CNBC’s Jim Cramer on Monday broke down technical analysis from Carley Garner, explaining why the DeCarley Trading co-founder holds a positive outlook for a range of asset classes despite the Federal Reserve’s policy tightening.
“The charts and the history, as interpreted by Carley Garner, suggest that 2022 could be a strong year for most commodities, the bond market, and even the stock market,” the “Mad Money” host said.
“Even with the Fed hitting the brakes, she thinks the momentum from the last couple years of money-printing will continue to push these asset classes higher, something frankly almost no one else is predicting.”
Garner’s analysis is focused on forecasting the impact of the Fed reducing the pace of its monthly bond purchases and then ending them all together later this year. It would mark the end of what’s known as quantitative easing, which the U.S. central bank started in 2020 for only the second time. The first came in 2008 in response to the financial crisis; it concluded in 2014.
“If history is any guide, Garner suspects we could be in for a period similar to 2010 to 2012, when all assets increased in value at some point, occasionally at ridiculous levels. Even with the Fed taking its foot off the gas pedal, Garner thinks it could take another year or maybe two before we digest all the liquidity that’s been created since 2020.”
For example, Cramer said Garner thinks corn prices could be in for another rally this year — even though it’s declined from its recent highs in May 2021. She expects it to be similar to 2012, when “we got round two of the post-financial crisis rally.”
For the stock market, in particular, Garner believes the S&P 500 may move lower in the near term, but she’s not expecting there to be a severe downturn for equity indexes at this stage of the Fed’s tightening efforts.

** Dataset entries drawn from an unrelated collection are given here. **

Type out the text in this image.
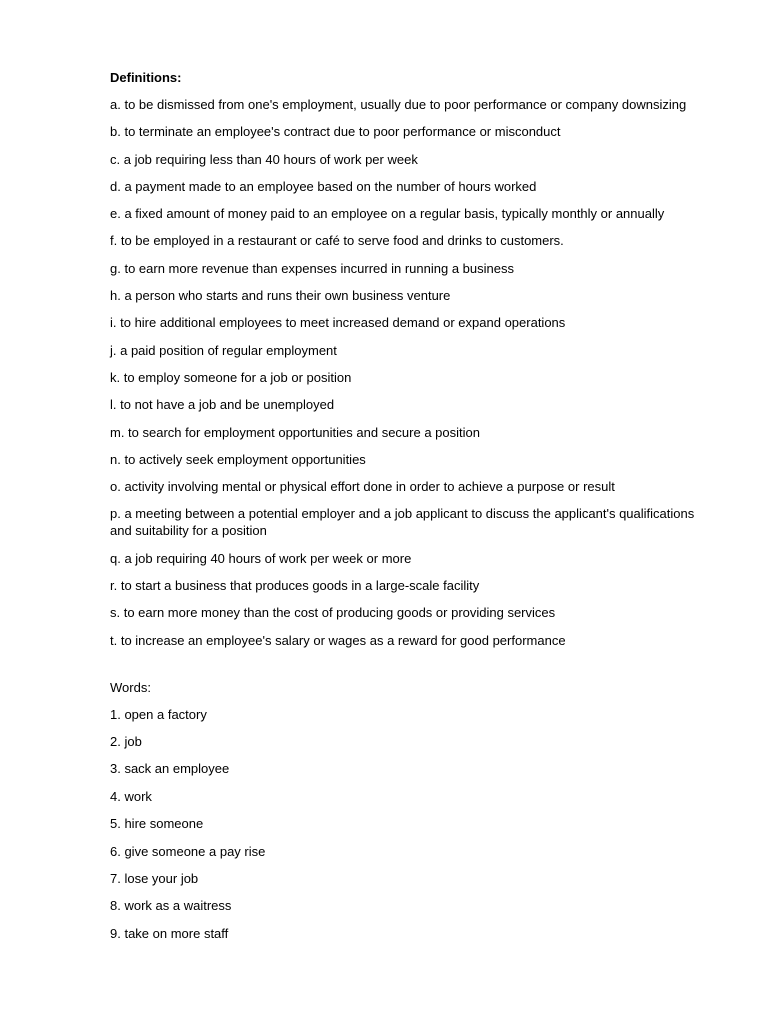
Definitions:
a. to be dismissed from one's employment, usually due to poor performance or company downsizing
b. to terminate an employee's contract due to poor performance or misconduct
c. a job requiring less than 40 hours of work per week
d. a payment made to an employee based on the number of hours worked
e. a fixed amount of money paid to an employee on a regular basis, typically monthly or annually
f. to be employed in a restaurant or café to serve food and drinks to customers.
g. to earn more revenue than expenses incurred in running a business
h. a person who starts and runs their own business venture
i. to hire additional employees to meet increased demand or expand operations
j. a paid position of regular employment
k. to employ someone for a job or position
l. to not have a job and be unemployed
m. to search for employment opportunities and secure a position
n. to actively seek employment opportunities
o. activity involving mental or physical effort done in order to achieve a purpose or result
p. a meeting between a potential employer and a job applicant to discuss the applicant's qualifications and suitability for a position
q. a job requiring 40 hours of work per week or more
r. to start a business that produces goods in a large-scale facility
s. to earn more money than the cost of producing goods or providing services
t. to increase an employee's salary or wages as a reward for good performance
Words:
1. open a factory
2. job
3. sack an employee
4. work
5. hire someone
6. give someone a pay rise
7. lose your job
8. work as a waitress
9. take on more staff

“Remember, when the Fed started raising rates last time in late 2015, we caught some early volatility, but then the S&P resumed its long march higher,” Cramer said. “Because we already seem to have priced in several rate hikes in advance, Garner thinks we’re headed for a period where bad news for the economy is good news for the stock market, because weak economic data means the Fed won’t have to raise interest rates as aggressively as we expect.”